Values are stored as JSON, so any value which is compatible with Python's JSON serialization is supported:

state = CloudWright.get_module("state")

# All of the following are valid state values
state.set("my-boolean-value", True)

state.set("my-numeric-value", 10)

state.set("my-dict-value", {"dict-key" : "dict-value"})

Values stored via the state module will be retained for 30 days, but may be expired after that window. Writing, modifying, or re-writing the value associated with a key will reset the 30 day window.

# CloudFlow (long-running applications)

CloudWright applications are deployed as serverless functions — Lambdas on AWS, or Cloud Functions on GCP. Cloud providers limit serverless function execution times to 15 minutes on AWS and 9 minutes on GCP.

While most applications are able to successfully finish well-within this execution window, some applications require more processing time — for example, an application launching a PySpark job may need to launch a job, wait 30 minutes for the job to complete, and then read the output.

The CloudFlow module allows applications to orchestrate long-running processes or sequences of steps by using repeated, quick, serverless function invocations.

The CloudFlow module runs a linear sequence of steps (implemented as plain Python functions). Each step should execute quickly and tell CloudWright to either RERUN the step, CONTINUE to the next step, or FAIL the workflow. Each step receives a context object, which is a Persistent State Module with keys and values are scoped to the current CloudFlow run. The context object can be used to pass information between steps.

For example, a CloudWright application interacting with a (generic) big-data engine may need to implement a three-step workflow:

  • Launch a job against a remote service (here, data_engine)
  • Wait for the job to complete
  • Email a particular user on completion

This application can be implemented as the three-step CloudFlow workflow shown below:

# Any code outside of a method will execute every time CloudFlow checks for step 
# completion; we can set up modules and get inputs here.
cloudflow = CloudWright.get_module("cloudflow")
data_engine = CloudWright.get_module("data_engine")
email = CloudWright.get_module("gmail")
notify_email = CloudWright.inputs.get("notification_email")
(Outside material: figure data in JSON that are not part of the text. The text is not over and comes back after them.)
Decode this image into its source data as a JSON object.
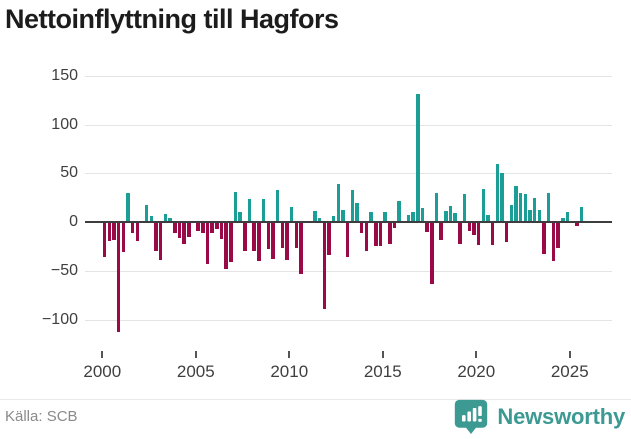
{
  "title": "Nettoinflyttning till Hagfors",
  "source": "Källa: SCB",
  "brand": {
    "name": "Newsworthy",
    "color": "#3c9a93"
  },
  "colors": {
    "positive": "#1a9e96",
    "negative": "#990a46",
    "zero_line": "#3d3d3d",
    "gridline": "#e4e4e4",
    "axis_text": "#3f3f3f"
  },
  "chart_data": {
    "type": "bar",
    "title": "Nettoinflyttning till Hagfors",
    "frequency": "quarterly",
    "x_start": "2000 Q1",
    "x_end": "2025 Q3",
    "xticks": [
      2000,
      2005,
      2010,
      2015,
      2020,
      2025
    ],
    "yticks": [
      150,
      100,
      50,
      0,
      -50,
      -100
    ],
    "ylim": [
      -131,
      155
    ],
    "grid": true,
    "legend": "none",
    "positive_color": "#1a9e96",
    "negative_color": "#990a46",
    "values": [
      -35,
      -18,
      -17,
      -112,
      -30,
      30,
      -10,
      -18,
      0,
      18,
      6,
      -28,
      -38,
      8,
      4,
      -10,
      -15,
      -21,
      -14,
      0,
      -8,
      -10,
      -42,
      -10,
      -6,
      -16,
      -47,
      -40,
      31,
      10,
      -28,
      24,
      -28,
      -39,
      24,
      -26,
      -37,
      33,
      -25,
      -38,
      16,
      -25,
      -52,
      0,
      0,
      12,
      4,
      -88,
      -33,
      6,
      39,
      13,
      -35,
      33,
      20,
      -10,
      -28,
      10,
      -23,
      -23,
      10,
      -21,
      -5,
      22,
      0,
      7,
      10,
      131,
      15,
      -9,
      -62,
      30,
      -17,
      12,
      17,
      9,
      -21,
      29,
      -8,
      -12,
      -22,
      34,
      7,
      -22,
      60,
      50,
      -19,
      18,
      37,
      30,
      29,
      13,
      25,
      13,
      -32,
      30,
      -39,
      -25,
      4,
      10,
      0,
      -3,
      16
    ]
  }
}
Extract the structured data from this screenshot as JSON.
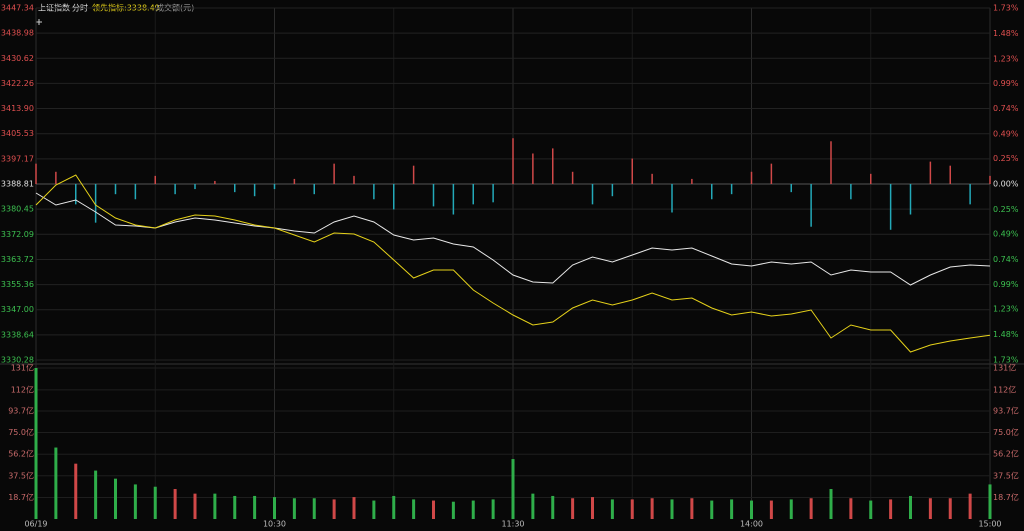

# This step launches a job against the remote 'data_engine' service, and 
# marks the step as complete
def launch_job(context):
  job_id = data_engine.start_job(custom_inputs)
    
  # Store the `job_id` in our context object so we can check the status 
  # in later steps
  context.set("job_id", job_id)
  return cloudflow.CONTINUE

# Retry this step until the remote job has either completed or failed 
def wait_completion(context):
  job_id = context.get("job_id")
  status = data_engine.get_job(job_id).status
  if status == "complete":
    return cloudflow.CONTINUE
  else if stats == 'failed'
    return cloudflow.FAIL
  else:
    return cloudflow.RERUN

# Once the job is complete, email the user to let them know
def email_user(context):
  job_id = context.get("job_id)
  email.send_email(f"Job Complete: {job_id}", "Job complete", notify_email)
  return cloudflow.CONTINUE

# `cloudflow.run` takes a list of steps and executes them in order
cloudflow.run(launch_job, wait_for_job, email_user)

CloudFlow will check for step completion approximately once per minute until the workflow is complete.